Let's say that I have the following class:

public class MyClass {
    public void doSomething() {
        System.out.println("doing something.");
    }
}

Let's further assume, that all my project does is to call that .something() method. No overriding or any other funny-business going on.

MyClass myObj = new MyClass();
myObj.doSomething();

Does the javac compiler notice that this method call is not being overridden, and optimize the binding to "early binding"? I am asking out of curiosity; in any real-world application I would of course sprinkle final, static, and private all over my code.

Stephen C :

A bytecode compiler (like javac) typically doesn't do early binding for instance method calls:

  1. The Java model of separate compilation of classes means that this kind of optimization can only be applied when a class is calling one of its of methods. (If javac hypothetically did early binding across classes, changing and recompiling one class could lead to the binding being incorrect.)

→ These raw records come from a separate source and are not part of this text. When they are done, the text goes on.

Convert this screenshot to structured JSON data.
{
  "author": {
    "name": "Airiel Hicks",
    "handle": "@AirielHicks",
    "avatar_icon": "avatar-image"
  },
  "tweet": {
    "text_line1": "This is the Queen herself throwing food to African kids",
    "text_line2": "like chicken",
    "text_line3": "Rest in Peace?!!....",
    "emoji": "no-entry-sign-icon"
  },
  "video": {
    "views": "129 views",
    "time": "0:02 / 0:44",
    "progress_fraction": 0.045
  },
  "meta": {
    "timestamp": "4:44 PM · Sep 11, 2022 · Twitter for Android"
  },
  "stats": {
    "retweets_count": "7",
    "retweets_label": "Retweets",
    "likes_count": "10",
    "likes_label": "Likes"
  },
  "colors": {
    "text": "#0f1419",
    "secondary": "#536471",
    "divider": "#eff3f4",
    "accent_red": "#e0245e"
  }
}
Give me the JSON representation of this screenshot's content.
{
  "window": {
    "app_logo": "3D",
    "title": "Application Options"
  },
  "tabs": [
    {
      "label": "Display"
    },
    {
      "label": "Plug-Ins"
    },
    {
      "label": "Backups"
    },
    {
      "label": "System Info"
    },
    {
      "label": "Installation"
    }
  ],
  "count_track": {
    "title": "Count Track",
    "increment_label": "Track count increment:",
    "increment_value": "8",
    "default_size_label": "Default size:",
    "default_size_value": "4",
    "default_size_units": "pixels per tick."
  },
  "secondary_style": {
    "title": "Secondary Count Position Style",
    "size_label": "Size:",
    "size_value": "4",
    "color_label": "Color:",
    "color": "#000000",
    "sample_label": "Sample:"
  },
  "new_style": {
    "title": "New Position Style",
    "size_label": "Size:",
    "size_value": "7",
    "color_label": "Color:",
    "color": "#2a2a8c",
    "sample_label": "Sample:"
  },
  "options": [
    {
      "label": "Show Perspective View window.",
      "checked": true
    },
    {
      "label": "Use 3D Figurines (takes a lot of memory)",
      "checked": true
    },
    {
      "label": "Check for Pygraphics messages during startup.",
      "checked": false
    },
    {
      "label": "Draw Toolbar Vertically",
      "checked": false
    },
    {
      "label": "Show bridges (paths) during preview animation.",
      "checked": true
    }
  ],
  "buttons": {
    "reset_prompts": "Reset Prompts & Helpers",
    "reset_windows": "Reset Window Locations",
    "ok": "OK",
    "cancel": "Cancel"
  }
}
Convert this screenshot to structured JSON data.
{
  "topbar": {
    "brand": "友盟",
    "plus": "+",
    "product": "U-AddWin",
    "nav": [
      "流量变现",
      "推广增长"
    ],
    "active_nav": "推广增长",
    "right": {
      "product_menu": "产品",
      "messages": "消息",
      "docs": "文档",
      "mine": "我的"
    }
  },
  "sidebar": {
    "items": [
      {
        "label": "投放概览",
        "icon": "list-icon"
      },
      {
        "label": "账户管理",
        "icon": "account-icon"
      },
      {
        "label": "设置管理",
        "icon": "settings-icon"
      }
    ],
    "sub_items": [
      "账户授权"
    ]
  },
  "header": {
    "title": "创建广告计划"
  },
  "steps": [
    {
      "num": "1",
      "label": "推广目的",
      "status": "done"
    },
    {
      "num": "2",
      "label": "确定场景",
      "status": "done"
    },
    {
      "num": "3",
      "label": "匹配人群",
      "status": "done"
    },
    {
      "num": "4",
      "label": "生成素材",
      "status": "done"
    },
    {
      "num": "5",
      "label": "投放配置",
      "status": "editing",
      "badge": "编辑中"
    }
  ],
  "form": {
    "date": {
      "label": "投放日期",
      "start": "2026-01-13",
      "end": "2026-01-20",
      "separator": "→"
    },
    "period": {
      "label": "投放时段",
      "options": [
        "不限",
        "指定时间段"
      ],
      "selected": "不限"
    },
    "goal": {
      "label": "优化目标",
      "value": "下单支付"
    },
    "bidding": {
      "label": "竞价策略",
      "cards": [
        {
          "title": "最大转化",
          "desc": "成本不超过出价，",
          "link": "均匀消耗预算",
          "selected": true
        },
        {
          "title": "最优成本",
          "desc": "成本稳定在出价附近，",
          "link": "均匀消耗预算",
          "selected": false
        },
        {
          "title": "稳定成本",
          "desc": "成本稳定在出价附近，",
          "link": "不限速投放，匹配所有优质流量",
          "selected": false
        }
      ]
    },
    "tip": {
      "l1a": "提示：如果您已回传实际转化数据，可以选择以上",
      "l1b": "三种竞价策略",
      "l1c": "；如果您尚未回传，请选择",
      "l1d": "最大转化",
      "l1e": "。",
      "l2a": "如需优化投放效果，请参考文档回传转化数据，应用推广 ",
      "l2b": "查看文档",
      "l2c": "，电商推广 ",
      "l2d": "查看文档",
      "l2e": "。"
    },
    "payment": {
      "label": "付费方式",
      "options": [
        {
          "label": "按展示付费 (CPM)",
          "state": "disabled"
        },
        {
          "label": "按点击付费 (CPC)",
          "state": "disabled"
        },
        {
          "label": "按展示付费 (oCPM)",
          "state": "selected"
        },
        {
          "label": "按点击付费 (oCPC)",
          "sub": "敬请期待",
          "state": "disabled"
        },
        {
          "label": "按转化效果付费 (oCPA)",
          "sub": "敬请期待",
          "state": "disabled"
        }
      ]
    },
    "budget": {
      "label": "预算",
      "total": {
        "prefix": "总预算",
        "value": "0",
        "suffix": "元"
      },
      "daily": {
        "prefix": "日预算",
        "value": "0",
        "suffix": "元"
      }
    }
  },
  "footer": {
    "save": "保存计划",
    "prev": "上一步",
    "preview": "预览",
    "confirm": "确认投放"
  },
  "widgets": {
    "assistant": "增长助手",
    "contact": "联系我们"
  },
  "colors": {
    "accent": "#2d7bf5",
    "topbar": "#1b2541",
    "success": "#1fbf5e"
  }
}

  2. There is not a great deal of value, since the JIT compiler (or AOT compiler generator) is where most optimization is performed.

The JIT compiler in a modern JVM does extensive optimization based on the complete set of classes that have been loaded (so far). This includes optimizing away method dispatching and inlining methods calls. Furthermore, the JIT compiler is smart enough to keep track of key optimizations, and recompile when something like dynamic loading of a new class invalidates the previous optimizations.